I cannot remember a time without Pete Seeger, and I cannot remember a time without the music.I could be three, or four years old, skipping around a living room in a house that I cannot remember, singing "Put your finger in the air, in the air." Or what was then the funniest line I'd ever heard in song: [regarding the color of flowers for the imminently dying Henry] "Green and yeller. GREEEEN and yeller."
I could be six years old, at vacation bible school, singing, "If I had a hammer," which I then thought was a silly song, because if he really wanted a hammer, why didn't he just go get one.
Nine years old, at summer camp.
Fourteen years old, watching him on TV, calling out, "Split wood, not atoms." He looked like an older man to me, then. It was 1979. He was 59.
Eighteen years old, at vacation bible school, leading the kids in singing, "If I had a hammer," which I then thought was a marvelous song.
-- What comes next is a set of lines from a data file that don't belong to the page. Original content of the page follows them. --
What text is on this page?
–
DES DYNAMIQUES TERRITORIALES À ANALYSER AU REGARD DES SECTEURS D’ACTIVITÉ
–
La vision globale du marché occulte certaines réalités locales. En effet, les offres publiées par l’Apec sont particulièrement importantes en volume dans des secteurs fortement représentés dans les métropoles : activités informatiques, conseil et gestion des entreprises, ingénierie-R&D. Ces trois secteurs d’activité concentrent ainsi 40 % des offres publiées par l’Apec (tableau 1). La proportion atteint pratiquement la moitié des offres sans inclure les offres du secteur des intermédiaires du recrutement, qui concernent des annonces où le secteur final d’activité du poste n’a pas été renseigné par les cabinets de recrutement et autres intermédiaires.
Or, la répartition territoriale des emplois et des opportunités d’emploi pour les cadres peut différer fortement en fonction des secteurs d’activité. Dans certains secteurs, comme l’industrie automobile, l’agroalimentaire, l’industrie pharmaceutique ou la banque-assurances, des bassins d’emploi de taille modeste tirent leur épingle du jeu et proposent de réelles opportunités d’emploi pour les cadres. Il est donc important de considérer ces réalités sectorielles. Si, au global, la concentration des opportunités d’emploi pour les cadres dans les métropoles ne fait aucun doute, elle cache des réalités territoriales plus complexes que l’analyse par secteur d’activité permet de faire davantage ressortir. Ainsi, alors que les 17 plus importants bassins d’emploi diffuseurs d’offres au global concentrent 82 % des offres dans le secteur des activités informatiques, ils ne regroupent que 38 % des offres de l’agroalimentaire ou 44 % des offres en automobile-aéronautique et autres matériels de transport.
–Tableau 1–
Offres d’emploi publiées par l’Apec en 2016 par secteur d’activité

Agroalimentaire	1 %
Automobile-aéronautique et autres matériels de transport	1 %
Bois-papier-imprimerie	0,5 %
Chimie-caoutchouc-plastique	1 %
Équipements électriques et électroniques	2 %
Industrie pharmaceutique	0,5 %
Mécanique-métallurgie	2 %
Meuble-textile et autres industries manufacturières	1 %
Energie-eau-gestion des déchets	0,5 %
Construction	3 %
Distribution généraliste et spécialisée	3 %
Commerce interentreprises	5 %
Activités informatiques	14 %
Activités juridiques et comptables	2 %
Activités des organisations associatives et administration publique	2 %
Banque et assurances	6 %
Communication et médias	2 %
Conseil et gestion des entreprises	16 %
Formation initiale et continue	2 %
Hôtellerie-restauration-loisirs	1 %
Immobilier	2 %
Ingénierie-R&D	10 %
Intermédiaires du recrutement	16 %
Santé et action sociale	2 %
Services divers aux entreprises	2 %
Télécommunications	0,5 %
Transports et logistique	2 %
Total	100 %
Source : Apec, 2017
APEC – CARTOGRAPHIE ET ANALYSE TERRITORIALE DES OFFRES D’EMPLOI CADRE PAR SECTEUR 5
I sang other songs with them to. And sometimes, I sang as I had learned from him, though I did not remember where I had learned it, "join in on the chorus when it comes round."
Twenty years old, at Oberlin College. He came to play. But I was twenty, and full of twenty, and though I wanted to go, something else called me away (I don't even think it was a girl).
I remember thinking later, that Muddy Waters had come to Oberlin, and died that same year. Then Count Bassie came to Oberlin, and died that same year, and I was sure that the curse would hit Pete Seeger next, and I had missed my one chance to see him. It was 1985, he was 65. Most people retire at 65. I was wrong about the curse, but I was right that that had been my last chance.
He came to Oberlin in 1956, too. In 1985 he filled Finney Chapel, the largest venue we had. In 1956 he filled the living room of Johnson House, which was just a living room. He was on McCarthy's black list and in contempt of Congress for not answering their questions. My mother was there. She could have reached out and touched him.
Twenty-one, still at Oberlin, having a protest in support of the campus minister who had just been let go. We sang "We Shall Overcome", until a group of black students pointed out that the song was precious to them, for the Civil Rights struggle, and could we not co-opt it, please.
Jump ahead. 2005, I'm 40 and a dad. I just got a USB turntable to convert my old vinyl to digital format. I pounce on my parents' scratchy old record collection and pull out four albums to borrow and convert. Half of them are Pete Seeger.
He was "wholesome," in a way nobody is anymore. The only one I think of as a peer to him was Woody Guthrie, but I wouldn't use that adjective for Guthrie. Seeger also could sing. I mean he could SING. Whether it was his songs for children ("Here's to cheshire, here's to cheese,") or Carnegie Hall ("If you see me at the back of the bus"), his voice soared.
It is 2014. I am 48, as old as he was when I was dancing around the living room. I heard the news while driving to work, and I very nearly had to pull over at the side of the interstate because I was crying. It's been 30 years since I worried he would imminently die. He was 94 years old. And still my heart cries, "No!" No, he can't have died. There has always been Pete Seeger. He is too precious to die like any ordinary man. Or couldn't he hang on, just another ten years, so Isabelle can see him in concert when she's at school?
Back in those days there weren't any televisions or radios, and if you wanted to hear any music you just had to make it yourself. It was only the kings and queens that could afford to have somebody else make music for them. And you might not think it would be very good music, everybody making their own. But you'd be surprised.